A cyberattack has taken offline around 10,000 Tor-based hidden websites running on the dark web, after 20 percent of dark web sites, after a clutch of the sites were found to contain large amounts of child pornography.
The attack was directed at Freedom Hosting II, which hosts dark web webpages, and started on Friday presenting any visitors of the affected sites with the message: “Hello, Freedom Hosting II, you have been hacked.”
The hacker then targeted Freedom Hosting II rather than the sites themselves as they believed the administrators at the hosting organisation knew of the presence of such illegal material on their network.

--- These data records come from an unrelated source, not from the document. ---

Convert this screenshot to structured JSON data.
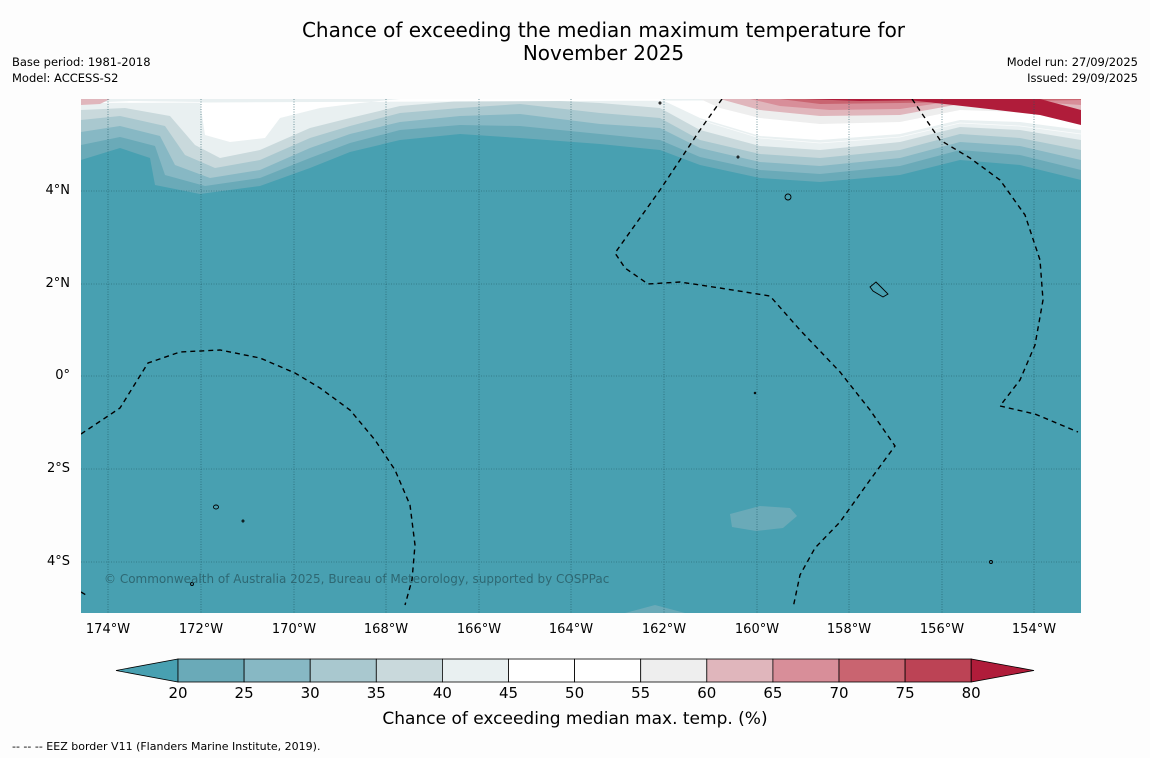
{
  "title_line1": "Chance of exceeding the median maximum temperature for",
  "title_line2": "November 2025",
  "meta_left": [
    "Base period: 1981-2018",
    "Model: ACCESS-S2"
  ],
  "meta_right": [
    "Model run: 27/09/2025",
    "Issued: 29/09/2025"
  ],
  "map": {
    "lat_labels": [
      "4°N",
      "2°N",
      "0°",
      "2°S",
      "4°S"
    ],
    "lon_labels": [
      "174°W",
      "172°W",
      "170°W",
      "168°W",
      "166°W",
      "164°W",
      "162°W",
      "160°W",
      "158°W",
      "156°W",
      "154°W"
    ],
    "base_color": "#48a0b1",
    "copyright": "© Commonwealth of Australia 2025, Bureau of Meteorology, supported by COSPPac"
  },
  "colorbar": {
    "ticks": [
      "20",
      "25",
      "30",
      "35",
      "40",
      "45",
      "50",
      "55",
      "60",
      "65",
      "70",
      "75",
      "80"
    ],
    "colors": [
      "#6aaab8",
      "#87b8c4",
      "#a9c8cf",
      "#c9d9dc",
      "#e9f0f1",
      "#ffffff",
      "#ffffff",
      "#eeeeee",
      "#e0b6bc",
      "#d88e99",
      "#c96470",
      "#bc4355"
    ],
    "low_extend_color": "#48a0b1",
    "high_extend_color": "#b01c3a",
    "label": "Chance of exceeding median max. temp. (%)"
  },
  "footnote": "--  --  -- EEZ border V11 (Flanders Marine Institute, 2019)."
}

“This suggests they paid for hosting and the admin knew of those sites. That’s when I decided to take it down instead,” the hacker explained.
Freedom Hosting II, according to security researcher Sarah Jamie Lewis, plays host to all manner of web content from scamming services for transferring Bitcoin to Ponzi schemes; in some ways it is not surprising the organisation became the target of a hacker with a moral compass.
The hacker has claimed to have released a dump of the system filed from Freedom Hosting II, though has not revealed the user data due to it containing illegal material, but Motherboard reported, that the hacker agreed to provide a copy of the data to a security researcher who will then hand over to the law enforcement.
This form of ethical hacking is nothing new, and even has companies like BT offering an ethical hacking services to find weaknesses in customers’ networks.
Such ethical attacks can wreak as much havoc as a major data breach, but the hackers behind such cyber assaults have different motives to other hacker collectives and cyber criminals.